Türkiye demokrasi ile yönetilen bir ülke. Yani yöneticileri, yönetilenler seçiyor. Acaba öyle mi? Bu soruya evet cevabı vermek çok zor.
Bu seçimlerde karşı karşıya bulunduğumuz durum, yönetilenlerin, daha önceden düzenlenmiş bazı listeleri onaylamasından ibarettir.
Parti yönetimlerinin seçtikleri isimleri onaylamakla sınırlıdır. Seçmenlerin, aday listelerini belirlemeyi bir kenara bırakın, o listeler arasında bir tercih oyu kullanmasına da imkan bırakılmamıştır. (CHP’nin bazı seçim çevrelerinde ön seçim yaparak hiç olmazsa kendisi açısından, Türkiye’nin belirli bölgelerinde gerçek anlamda demokratik bir seçimi gerçekleştireceğini de belirtmeliyim.)
Bu durumun, aday listelerine nasıl yansımakta olduğunu da şimdi hep birlikte görüyoruz.
Ön seçimli demokratik bir seçim yapılmış olsaydı, bugün görevlerinden ayrılıp birbirlerini çiğnercesine parti kapılarına koşan bürokratların çoğu koltuklarında oturuyor olacaklardı.
Onların yerine yıllardır partilerin içinde çalışan, politika yapıp sivrilen isimler öne çıkacaktı.

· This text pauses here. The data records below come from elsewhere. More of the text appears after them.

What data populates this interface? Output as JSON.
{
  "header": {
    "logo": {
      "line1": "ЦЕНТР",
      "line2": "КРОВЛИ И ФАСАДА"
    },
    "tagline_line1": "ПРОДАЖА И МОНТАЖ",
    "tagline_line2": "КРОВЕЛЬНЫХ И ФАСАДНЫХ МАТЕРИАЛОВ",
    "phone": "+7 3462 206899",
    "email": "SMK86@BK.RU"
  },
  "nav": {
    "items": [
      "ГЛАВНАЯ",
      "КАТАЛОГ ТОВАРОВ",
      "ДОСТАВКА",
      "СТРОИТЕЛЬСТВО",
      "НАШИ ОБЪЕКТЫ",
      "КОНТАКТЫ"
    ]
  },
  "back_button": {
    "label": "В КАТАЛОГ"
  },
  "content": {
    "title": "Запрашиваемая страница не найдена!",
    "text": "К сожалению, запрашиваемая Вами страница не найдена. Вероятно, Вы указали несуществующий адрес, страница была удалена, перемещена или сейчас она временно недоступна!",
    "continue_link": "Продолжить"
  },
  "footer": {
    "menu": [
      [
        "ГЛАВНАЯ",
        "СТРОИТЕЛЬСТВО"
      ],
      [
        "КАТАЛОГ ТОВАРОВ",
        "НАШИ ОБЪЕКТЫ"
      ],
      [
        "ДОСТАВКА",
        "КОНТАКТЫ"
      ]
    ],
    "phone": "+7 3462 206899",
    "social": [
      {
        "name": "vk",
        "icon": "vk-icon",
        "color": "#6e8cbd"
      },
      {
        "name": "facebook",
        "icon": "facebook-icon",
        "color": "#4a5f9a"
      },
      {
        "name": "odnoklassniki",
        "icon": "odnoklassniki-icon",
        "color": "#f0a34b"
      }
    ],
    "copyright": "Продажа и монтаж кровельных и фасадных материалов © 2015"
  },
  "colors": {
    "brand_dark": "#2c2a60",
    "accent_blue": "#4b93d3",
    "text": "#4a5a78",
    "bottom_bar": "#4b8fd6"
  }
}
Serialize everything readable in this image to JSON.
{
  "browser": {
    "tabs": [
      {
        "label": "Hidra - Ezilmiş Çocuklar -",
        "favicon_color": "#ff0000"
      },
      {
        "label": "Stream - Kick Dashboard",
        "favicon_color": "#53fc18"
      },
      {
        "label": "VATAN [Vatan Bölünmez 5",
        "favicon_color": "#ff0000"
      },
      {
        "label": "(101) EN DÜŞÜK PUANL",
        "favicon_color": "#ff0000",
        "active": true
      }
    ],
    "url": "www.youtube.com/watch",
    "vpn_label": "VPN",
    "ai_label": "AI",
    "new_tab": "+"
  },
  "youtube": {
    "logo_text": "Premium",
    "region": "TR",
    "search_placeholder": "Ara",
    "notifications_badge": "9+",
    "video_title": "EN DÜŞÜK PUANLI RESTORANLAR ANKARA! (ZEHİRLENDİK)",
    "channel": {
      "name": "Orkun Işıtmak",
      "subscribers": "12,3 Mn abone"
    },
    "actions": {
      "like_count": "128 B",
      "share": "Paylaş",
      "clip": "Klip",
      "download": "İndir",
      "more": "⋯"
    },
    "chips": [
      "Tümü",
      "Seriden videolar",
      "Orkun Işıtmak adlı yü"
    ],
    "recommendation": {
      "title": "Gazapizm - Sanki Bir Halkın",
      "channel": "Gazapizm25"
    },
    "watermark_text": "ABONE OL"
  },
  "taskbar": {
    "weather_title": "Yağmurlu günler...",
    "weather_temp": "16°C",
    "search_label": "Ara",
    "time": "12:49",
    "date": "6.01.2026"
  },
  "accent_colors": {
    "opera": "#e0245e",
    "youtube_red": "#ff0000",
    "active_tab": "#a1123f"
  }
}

Bugün hepsinin gönlü içişleri bakanlığı rüyasıyla pırpır eden emniyet müdürü emeklilerinin hiçbiri ortada olmayacak, biz de emniyet örgütünün geçen yıllar içerisinde ne kadar da çok politikleşmiş olduğunu göremeyecektik.
Sizlere daha önceki bir yazımda artık askeri darbelerden polis darbelerinden korkmamız gerektiğini söylemiştim.
Öyle görünüyor ki, korktuğum şey seçim kılığına bürünmüş olarak gerçekleşmek üzere!